The Mudcat Café TM
Thread #113747   Message #2460075
Posted By: Jack Blandiver
08-Oct-08 - 08:21 AM
Thread Name: '5000 Morris Dancers'
Subject: RE: '5000 Morris Dancers'
And the "English" in the title, Volgadon and IB, derives partly from the fact that it does indeed have a long-tailed tradition in England.

The recorder had a long-tailed tradition throughout the whole of Europe, and by implication the European colonies, but not as a folk instrument. This fact Mr Hunt is most keen to stress in his book: Folk instruments with a whistle mouthpiece are to be found in so many parts of the world that one cannot point to a particular one and say 'this is the father of the recorder'. These folk instruments do, however, provide the rough information and experimental material from which a craftsman might, given suitable tools, make a recorder (Hunt, 1962, p. 24) and There can be little doubt that that the earliest extant recorders are craftsman-made art instruments which have left folk elements far behind. (ibid.). He does allow, however, that the name English Flute indicates the possibility of an English origin, and to distinguish it from the German (transverse) flute. Interesting to note that it was known in France as a Flute d'Angleterre a long time before it was known in England as an English Flute - but never as a folk instrument.   

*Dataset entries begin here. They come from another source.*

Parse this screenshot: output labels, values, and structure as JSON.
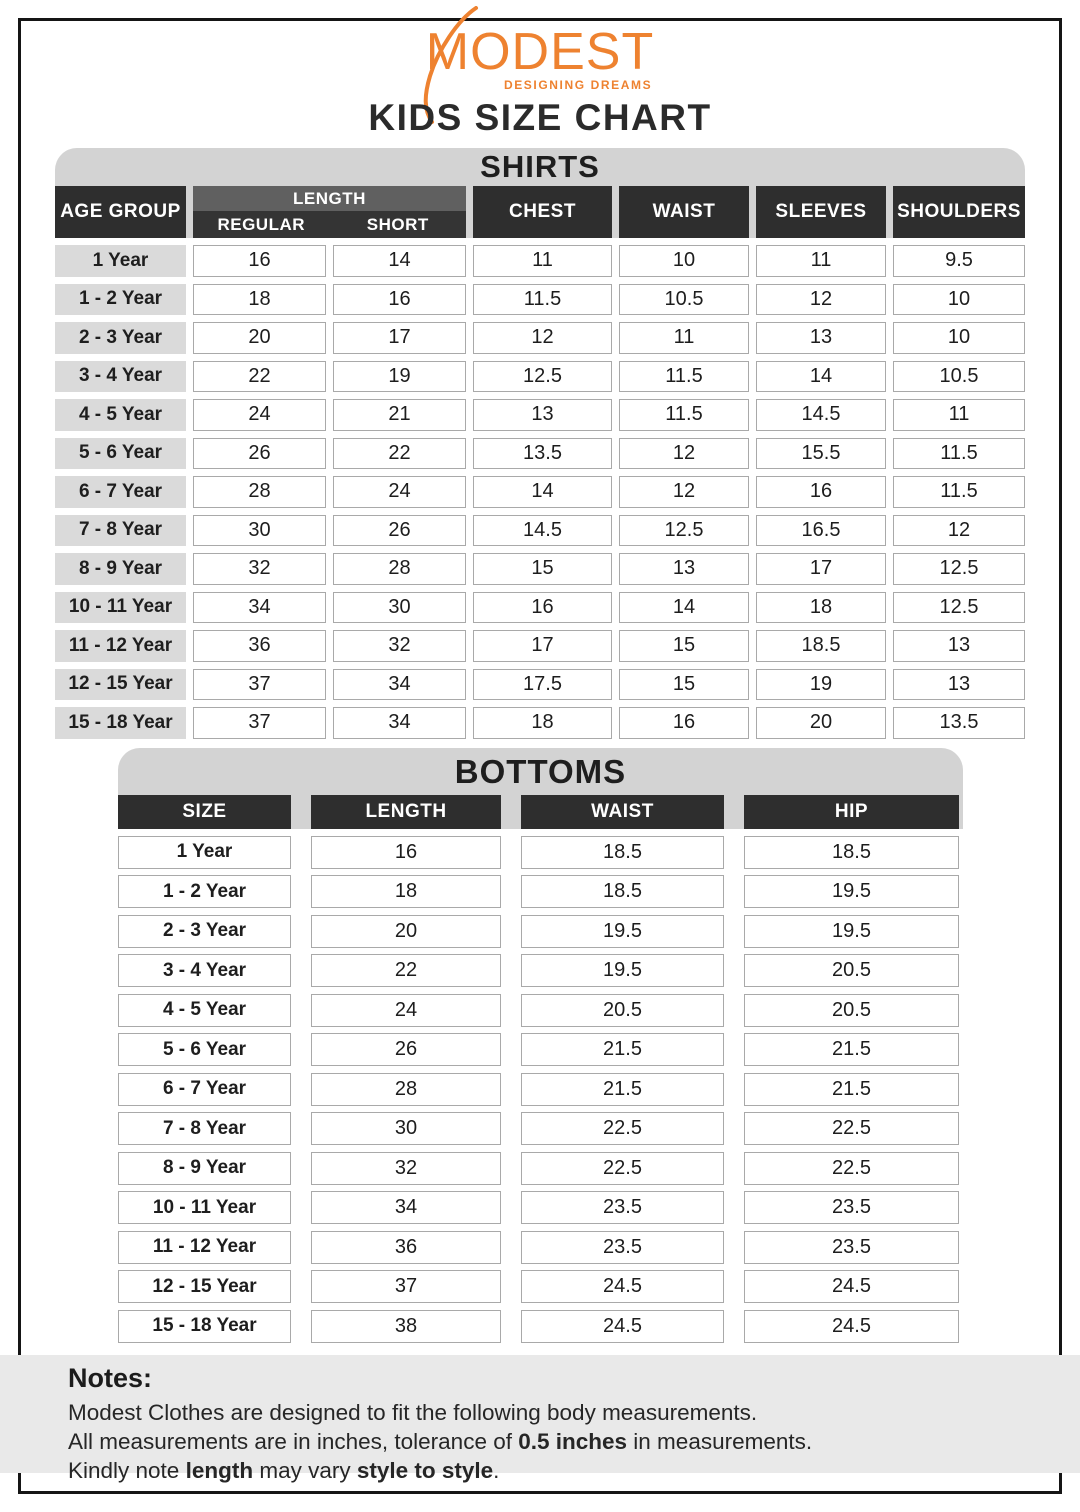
{
  "brand": {
    "name": "MODEST",
    "tagline": "DESIGNING DREAMS"
  },
  "page_title": "KIDS SIZE CHART",
  "colors": {
    "accent_orange": "#EE8230",
    "header_dark": "#2E2E2E",
    "length_bar_gray": "#606060",
    "banner_gray": "#D3D3D3",
    "row_label_gray": "#DADADA",
    "notes_bg": "#E9E9E9",
    "cell_border": "#A9A9A9"
  },
  "shirts": {
    "title": "SHIRTS",
    "headers": {
      "age_group": "AGE GROUP",
      "length_group": "LENGTH",
      "regular": "REGULAR",
      "short": "SHORT",
      "chest": "CHEST",
      "waist": "WAIST",
      "sleeves": "SLEEVES",
      "shoulders": "SHOULDERS"
    },
    "rows": [
      {
        "age": "1 Year",
        "regular": "16",
        "short": "14",
        "chest": "11",
        "waist": "10",
        "sleeves": "11",
        "shoulders": "9.5"
      },
      {
        "age": "1 - 2 Year",
        "regular": "18",
        "short": "16",
        "chest": "11.5",
        "waist": "10.5",
        "sleeves": "12",
        "shoulders": "10"
      },
      {
        "age": "2 - 3 Year",
        "regular": "20",
        "short": "17",
        "chest": "12",
        "waist": "11",
        "sleeves": "13",
        "shoulders": "10"
      },
      {
        "age": "3 - 4 Year",
        "regular": "22",
        "short": "19",
        "chest": "12.5",
        "waist": "11.5",
        "sleeves": "14",
        "shoulders": "10.5"
      },
      {
        "age": "4 - 5 Year",
        "regular": "24",
        "short": "21",
        "chest": "13",
        "waist": "11.5",
        "sleeves": "14.5",
        "shoulders": "11"
      },
      {
        "age": "5 - 6 Year",
        "regular": "26",
        "short": "22",
        "chest": "13.5",
        "waist": "12",
        "sleeves": "15.5",
        "shoulders": "11.5"
      },
      {
        "age": "6 - 7 Year",
        "regular": "28",
        "short": "24",
        "chest": "14",
        "waist": "12",
        "sleeves": "16",
        "shoulders": "11.5"
      },
      {
        "age": "7 - 8 Year",
        "regular": "30",
        "short": "26",
        "chest": "14.5",
        "waist": "12.5",
        "sleeves": "16.5",
        "shoulders": "12"
      },
      {
        "age": "8 - 9 Year",
        "regular": "32",
        "short": "28",
        "chest": "15",
        "waist": "13",
        "sleeves": "17",
        "shoulders": "12.5"
      },
      {
        "age": "10 - 11 Year",
        "regular": "34",
        "short": "30",
        "chest": "16",
        "waist": "14",
        "sleeves": "18",
        "shoulders": "12.5"
      },
      {
        "age": "11 - 12 Year",
        "regular": "36",
        "short": "32",
        "chest": "17",
        "waist": "15",
        "sleeves": "18.5",
        "shoulders": "13"
      },
      {
        "age": "12 - 15 Year",
        "regular": "37",
        "short": "34",
        "chest": "17.5",
        "waist": "15",
        "sleeves": "19",
        "shoulders": "13"
      },
      {
        "age": "15 - 18 Year",
        "regular": "37",
        "short": "34",
        "chest": "18",
        "waist": "16",
        "sleeves": "20",
        "shoulders": "13.5"
      }
    ]
  },
  "bottoms": {
    "title": "BOTTOMS",
    "headers": {
      "size": "SIZE",
      "length": "LENGTH",
      "waist": "WAIST",
      "hip": "HIP"
    },
    "rows": [
      {
        "size": "1 Year",
        "length": "16",
        "waist": "18.5",
        "hip": "18.5"
      },
      {
        "size": "1 - 2 Year",
        "length": "18",
        "waist": "18.5",
        "hip": "19.5"
      },
      {
        "size": "2 - 3 Year",
        "length": "20",
        "waist": "19.5",
        "hip": "19.5"
      },
      {
        "size": "3 - 4 Year",
        "length": "22",
        "waist": "19.5",
        "hip": "20.5"
      },
      {
        "size": "4 - 5 Year",
        "length": "24",
        "waist": "20.5",
        "hip": "20.5"
      },
      {
        "size": "5 - 6 Year",
        "length": "26",
        "waist": "21.5",
        "hip": "21.5"
      },
      {
        "size": "6 - 7 Year",
        "length": "28",
        "waist": "21.5",
        "hip": "21.5"
      },
      {
        "size": "7 - 8 Year",
        "length": "30",
        "waist": "22.5",
        "hip": "22.5"
      },
      {
        "size": "8 - 9 Year",
        "length": "32",
        "waist": "22.5",
        "hip": "22.5"
      },
      {
        "size": "10 - 11 Year",
        "length": "34",
        "waist": "23.5",
        "hip": "23.5"
      },
      {
        "size": "11 - 12 Year",
        "length": "36",
        "waist": "23.5",
        "hip": "23.5"
      },
      {
        "size": "12 - 15 Year",
        "length": "37",
        "waist": "24.5",
        "hip": "24.5"
      },
      {
        "size": "15 - 18 Year",
        "length": "38",
        "waist": "24.5",
        "hip": "24.5"
      }
    ]
  },
  "notes": {
    "heading": "Notes:",
    "lines": [
      [
        {
          "text": "Modest Clothes are designed to fit the following body measurements.",
          "bold": false
        }
      ],
      [
        {
          "text": "All measurements are in inches, tolerance of ",
          "bold": false
        },
        {
          "text": "0.5 inches",
          "bold": true
        },
        {
          "text": " in measurements.",
          "bold": false
        }
      ],
      [
        {
          "text": "Kindly note ",
          "bold": false
        },
        {
          "text": "length",
          "bold": true
        },
        {
          "text": " may vary ",
          "bold": false
        },
        {
          "text": "style to style",
          "bold": true
        },
        {
          "text": ".",
          "bold": false
        }
      ]
    ]
  }
}
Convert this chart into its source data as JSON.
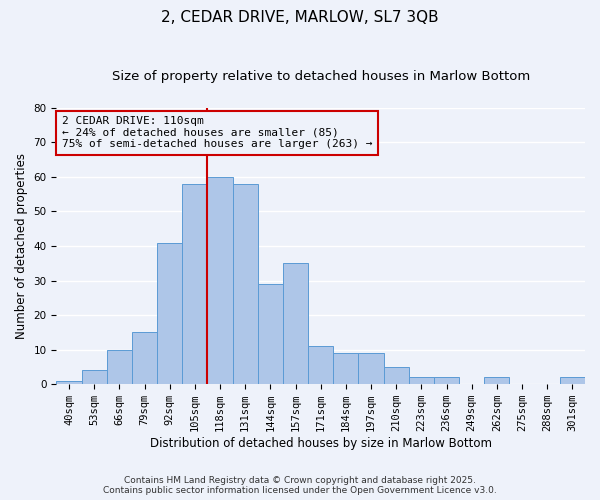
{
  "title": "2, CEDAR DRIVE, MARLOW, SL7 3QB",
  "subtitle": "Size of property relative to detached houses in Marlow Bottom",
  "xlabel": "Distribution of detached houses by size in Marlow Bottom",
  "ylabel": "Number of detached properties",
  "categories": [
    "40sqm",
    "53sqm",
    "66sqm",
    "79sqm",
    "92sqm",
    "105sqm",
    "118sqm",
    "131sqm",
    "144sqm",
    "157sqm",
    "171sqm",
    "184sqm",
    "197sqm",
    "210sqm",
    "223sqm",
    "236sqm",
    "249sqm",
    "262sqm",
    "275sqm",
    "288sqm",
    "301sqm"
  ],
  "values": [
    1,
    4,
    10,
    15,
    41,
    58,
    60,
    58,
    29,
    35,
    11,
    9,
    9,
    5,
    2,
    2,
    0,
    2,
    0,
    0,
    2
  ],
  "bar_color": "#aec6e8",
  "bar_edge_color": "#5b9bd5",
  "annotation_title": "2 CEDAR DRIVE: 110sqm",
  "annotation_line1": "← 24% of detached houses are smaller (85)",
  "annotation_line2": "75% of semi-detached houses are larger (263) →",
  "vline_color": "#cc0000",
  "ylim": [
    0,
    80
  ],
  "yticks": [
    0,
    10,
    20,
    30,
    40,
    50,
    60,
    70,
    80
  ],
  "footnote1": "Contains HM Land Registry data © Crown copyright and database right 2025.",
  "footnote2": "Contains public sector information licensed under the Open Government Licence v3.0.",
  "background_color": "#eef2fa",
  "grid_color": "#ffffff",
  "title_fontsize": 11,
  "subtitle_fontsize": 9.5,
  "axis_label_fontsize": 8.5,
  "tick_fontsize": 7.5,
  "annotation_fontsize": 8,
  "footnote_fontsize": 6.5
}
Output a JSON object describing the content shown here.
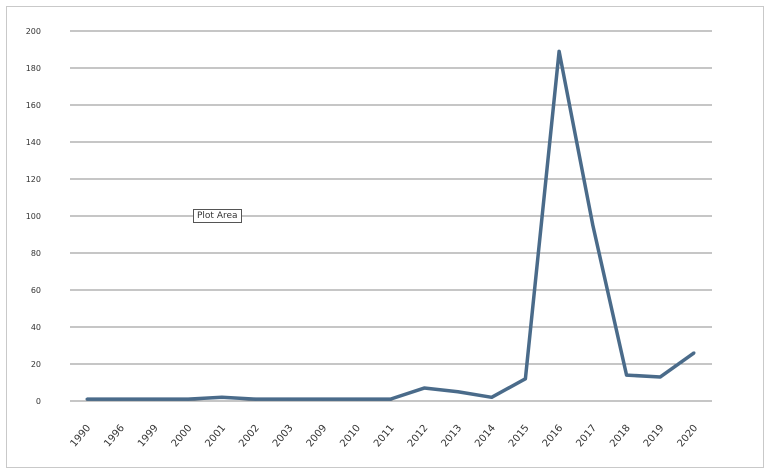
{
  "chart_data": {
    "type": "line",
    "categories": [
      "1990",
      "1996",
      "1999",
      "2000",
      "2001",
      "2002",
      "2003",
      "2009",
      "2010",
      "2011",
      "2012",
      "2013",
      "2014",
      "2015",
      "2016",
      "2017",
      "2018",
      "2019",
      "2020"
    ],
    "series": [
      {
        "values": [
          1,
          1,
          1,
          1,
          2,
          1,
          1,
          1,
          1,
          1,
          7,
          5,
          2,
          12,
          189,
          95,
          14,
          13,
          26
        ]
      }
    ],
    "ylim": [
      0,
      200
    ],
    "yticks": [
      0,
      20,
      40,
      60,
      80,
      100,
      120,
      140,
      160,
      180,
      200
    ],
    "grid": true,
    "annotation": "Plot Area",
    "line_color": "#4a6b8a"
  }
}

Whatever the case, it's all fascinating stuff, but if you bothered to do your research, WAV, you'd soon realise that it's always more complex (and more interesting) than you might have assumed, and that attaching any sort of emblematic Nationalistic status to anything is just a waste of time. But what are facts to the agenda-driven nationalist but wretched inconveniences to be bent, at last, to his will?